Fast forward a few weeks and the teens are developing their telekinetic powers as a result of the hole incident. Making things fly and inflicting pain on themselves without noticeable harm quickly escalates to flying high in the sky and crushing cars as if they were nothing. While Matt and Steve only use their newfound powers for fun, Andrew’s environment and accelerated ability are a volatile combination that is waiting to go off. He considers himself an “apex predator” and purposely inflicts harm on people and property around him.

The overarching plot here isn’t anything audiences haven’t seen before. An over-stressed, socially awkward teen using his powers for revenge is hardly original. DeHaan is okay on his own, however, it’s his interactions with Matt and Steve that make it something more than that. As the trio moves on from using their powers for fun to trying to stop Andrew from wrecking havoc, the little quirks between the three really adds to the drama. For the most part the plot is easily understood, but several points remain unexplained at the end of the film, which isn’t necessarily a bad thing.

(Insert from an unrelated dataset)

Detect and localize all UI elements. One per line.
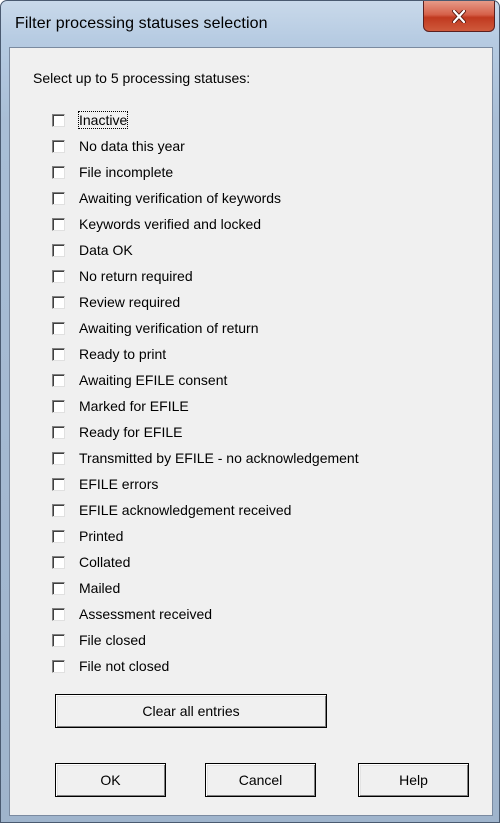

DeHaan is the film’s antagonist, but given the destruction he causes, his circumstances make it a bit more understandable. His transformation from a shy teen with some supernatural ability to a menacing force is well acted and believable. Russell doesn’t seem the right fit for the “good” cousin though, and it comes off a bit fake. Jordan is a nice middle ground to counterbalance the two. Michael Kelly (“The Adjustment Bureau”) is also notable for his role as Andrew’s abusive father.

The film’s trump card lies in its effects. While things start out simple enough when the boys are developing their powers, flying through Seattle, crushing cars and flinging people around; these soon become second nature.

Overall, “Chronicle” is neither the must see sci-fi film of 2012, nor the worst. It falls somewhere in the middle. The relatively unknown actors do a good job for their purposes. The effects are solid and the plot is somewhat intriguing if not a mix of what’s already been done. Viewers looking for a decent supernatural thriller can’t go wrong with “Chronicle.”

2 thoughts on “Hollywood takes science fiction in predictable direction

  1. First you say that Hollywood engages in endless recycles and then you blame the science fiction genre.

    Either Hollywood is the offender, or a runaway inanimate literary categorization (science fiction) has seized control of Hollywood and is using it as an instrument of suicide.